The Enlightenment was marked fundamentally by two beliefs: (1) a belief that people were seeing things that others in darker times hadn’t seen before and (2) a corresponding conviction that improvements were being made in art, science, philosophy, and in life in general. Beyond those amorphous, but important, characteristics, the Enlightenment could be a free-for-all of competing ideas, values, and virtues.
There are certain intellectual tropes—so lazy, so predictable, and so overblown—that they serve the useful purpose of indicating that the author likely doesn’t really know what he’s talking about. I’m thinking of those who wax eloquent about Greek ways of thinking versus Hebrew ways of thinking. Or those who imagine there is no societal ill that can’t be helped by swapping out propositions for stories. Or those who think the bogeyman of individualism is to blame for pretty much everything.
You can add to that list those who make unbending and simplistic assertions about the capital-E Enlightenment.
On the one hand, secularists sometimes speak of the Enlightenment as that golden age where open-minded reason triumphed over religious bigotry and science came to save us all.
On the other hand, believers (of all stripes, but I’m thinking especially of evangelical Christians) sometimes use the Enlightenment as a pseudo-intellectual explanation for whatever they don’t like.

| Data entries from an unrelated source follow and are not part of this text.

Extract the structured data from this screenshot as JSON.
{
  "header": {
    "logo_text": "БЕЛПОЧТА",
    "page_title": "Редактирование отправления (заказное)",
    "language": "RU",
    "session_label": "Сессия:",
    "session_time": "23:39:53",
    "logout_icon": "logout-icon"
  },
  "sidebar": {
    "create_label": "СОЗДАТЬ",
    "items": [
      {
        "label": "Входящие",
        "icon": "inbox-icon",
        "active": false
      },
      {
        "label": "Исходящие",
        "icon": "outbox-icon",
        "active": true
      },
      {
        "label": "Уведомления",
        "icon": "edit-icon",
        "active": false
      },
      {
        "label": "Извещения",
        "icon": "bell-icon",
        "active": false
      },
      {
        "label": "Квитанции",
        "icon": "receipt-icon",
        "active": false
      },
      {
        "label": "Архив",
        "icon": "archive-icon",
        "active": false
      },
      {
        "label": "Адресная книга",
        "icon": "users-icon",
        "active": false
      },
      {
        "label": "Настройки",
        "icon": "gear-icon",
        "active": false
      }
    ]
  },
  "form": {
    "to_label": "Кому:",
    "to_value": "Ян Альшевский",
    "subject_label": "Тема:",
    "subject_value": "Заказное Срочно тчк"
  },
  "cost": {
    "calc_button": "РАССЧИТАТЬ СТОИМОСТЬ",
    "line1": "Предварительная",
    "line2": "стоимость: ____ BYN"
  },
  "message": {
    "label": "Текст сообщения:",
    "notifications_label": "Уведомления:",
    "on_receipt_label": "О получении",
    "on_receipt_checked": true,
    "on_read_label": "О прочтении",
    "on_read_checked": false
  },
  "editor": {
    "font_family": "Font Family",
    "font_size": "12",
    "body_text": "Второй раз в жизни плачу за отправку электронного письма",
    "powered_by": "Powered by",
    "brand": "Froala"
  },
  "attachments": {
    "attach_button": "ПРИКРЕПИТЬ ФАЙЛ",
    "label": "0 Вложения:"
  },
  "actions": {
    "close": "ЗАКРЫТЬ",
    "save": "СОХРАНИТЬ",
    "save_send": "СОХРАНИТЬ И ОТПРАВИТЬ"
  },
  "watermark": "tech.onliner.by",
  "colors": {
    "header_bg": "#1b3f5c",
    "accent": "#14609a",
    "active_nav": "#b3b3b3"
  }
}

Syllogistic reasoning? Logical deduction? Biblical inerrancy? That’s Enlightenment garbage. Systematic theology? Proof-texting? Doctrinal boundaries? Nothing but Enlightenment Who Hash. In the minds of many Christians, the Enlightenment transformed the church into a sorry collection of freeze-dried, left-brained, buttoned-up rationalists.
But before we offer “the Enlightenment” as an explanation for anything, we must disabuse ourselves of a few common myths.
Myth #1: The Enlightenment was one big thing.
While scholars still disagree about the extent of diversity and plurality in the Enlightenment project, there is a broad consensus that we should not allow French expressions of the Enlightenment to dominate an intellectual conversation that spanned several centuries and most of the Western world. Jonathan Israel, for example, argues for two Enlightenments: a moderate mainstream Enlightenment that often reinforced conservative traditions and institutions but which revised traditional theology—the Enlightenment of John Locke, Gottfried Leibniz, and the Scottish Moderates—and a Radical Enlightenment that found clearest expression in Baruch Spinoza and led to the emergence of liberal modernity and the rejection of religious authority. David Van Kley, to cite another important scholar, insists on seven Enlightenments, while others in the field see the Enlightenment as having national contours (e.g., a French Enlightenment, a Scottish Enlightenment, an English Enlightenment, an American Enlightenment).